Lord Aberdare
Main Page: Lord Aberdare (Crossbench - Excepted Hereditary)Department Debates - View all Lord Aberdare's debates with the Department for International Trade
(3 years, 6 months ago)
Lords ChamberMy Lords, I shall speak about the skills and post-16 education Bill, and briefly on the building safety Bill. The skills Bill will legislate for a number of important and valuable initiatives outlined in January’s Skills for Jobs White Paper, such as putting employers at the heart of post-16 skills, including through local skills improvement plans, creating a lifetime skills guarantee and a lifelong loan entitlement, and providing greater support for further education. These are welcome extensions of existing policies on apprenticeships, T-levels, careers education and guidance and the Kickstart programme, which seems to get less attention than it should.
What really matters, as we have seen from the vaccination programme, is the actual delivery—whether all these initiatives succeed in delivering the right skills at the right time in the right places and to the right people, especially for young people seeking to enter the jobs market at this challenging time. An overarching skills strategy is needed to ensure they complement and reinforce each other, rather than creating a complex and confusing tangle of options through which those seeking new skills, upskilling or reskilling struggle to find a suitable route.
First, there need to be clear, flexible and well-defined pathways allowing learners to follow different routes according to their interests and abilities, with options to combine academic and technical elements and to include short, modular courses where appropriate.
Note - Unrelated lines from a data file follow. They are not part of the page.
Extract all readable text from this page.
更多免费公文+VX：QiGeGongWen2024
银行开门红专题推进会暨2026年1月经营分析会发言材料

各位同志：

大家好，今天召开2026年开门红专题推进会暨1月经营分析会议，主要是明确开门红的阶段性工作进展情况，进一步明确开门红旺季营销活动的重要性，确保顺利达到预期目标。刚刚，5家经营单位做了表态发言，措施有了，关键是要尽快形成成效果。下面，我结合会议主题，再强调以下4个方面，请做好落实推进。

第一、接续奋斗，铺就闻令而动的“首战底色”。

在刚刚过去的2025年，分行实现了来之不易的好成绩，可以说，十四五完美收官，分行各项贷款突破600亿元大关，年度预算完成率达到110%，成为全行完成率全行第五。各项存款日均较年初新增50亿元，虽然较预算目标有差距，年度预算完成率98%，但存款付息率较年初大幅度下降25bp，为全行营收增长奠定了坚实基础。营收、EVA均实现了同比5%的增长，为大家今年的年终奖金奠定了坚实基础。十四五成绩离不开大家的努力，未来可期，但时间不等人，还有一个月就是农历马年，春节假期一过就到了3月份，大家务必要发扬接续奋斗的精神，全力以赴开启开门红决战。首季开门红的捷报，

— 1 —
A well-resourced, well-qualified cadre of professional careers advisers will be essential to help individuals to identify and navigate the best pathways for them, and needs to be part of the strategy. Why could there not be a UCAS-like online service providing information about the whole range of technical and vocational training available and how to access it?
Secondly, the apprenticeships levy should be made more flexible. A significant proportion of levy funds is apparently going unspent. As part of an overall skills strategy, the scope of the levy could be broadened to cover a wider range of much-needed skills training activities —a skills levy, rather than just an apprenticeships levy.
Thirdly, much more needs to be done to promote the Skills for Jobs strategy, especially to three groups: parents, who are often the most important careers advisers; schools and teachers still not aware enough of the technical options available and, as we have heard, not complying enough with the Baker clause; and employers, large and small, who play such a crucial part and are among the greatest beneficiaries of a better skilled workforce.
SMEs need more specific help to play their part in skills training. They are particularly subject to the vagaries of cash flow and depend heavily on being paid for their work promptly and in full. Without that, their ability to invest, including in training, work experience and apprenticeships, is threatened—as, indeed, sometimes, is their very survival.
The practice of retentions in the construction sector, whereby larger contractors withhold a proportion of payments owed to their, usually smaller, subcontractors—ostensibly as insurance against possible defects in their work, but often it is an unreasonable sum or for an unreasonable period—is damaging to the performance and quality of the construction sector as a whole. Dame Judith Hackitt’s report following the Grenfell Tower tragedy, which the building safety Bill aims to implement, states:
“Payment terms within contracts (for example, retentions) can drive poor behaviours, by putting financial strain into the supply chain. For example non-payment of invoices and consequent cash flow issues can cause subcontractors to substitute materials purely on price rather than value for money or suitability for purpose.”
The Government have been promising for some years now to address the issue of retentions, on which there has been numerous consultations and reports but no action. In fact, I find myself sitting next to the noble Baroness, Lady Neville-Rolfe, who committed to provide one of those reports during the passage of the Enterprise Bill in 2015. It is high time for the Government to act, and I hope that the building safety Bill will prove to offer the legislative vehicle that is needed.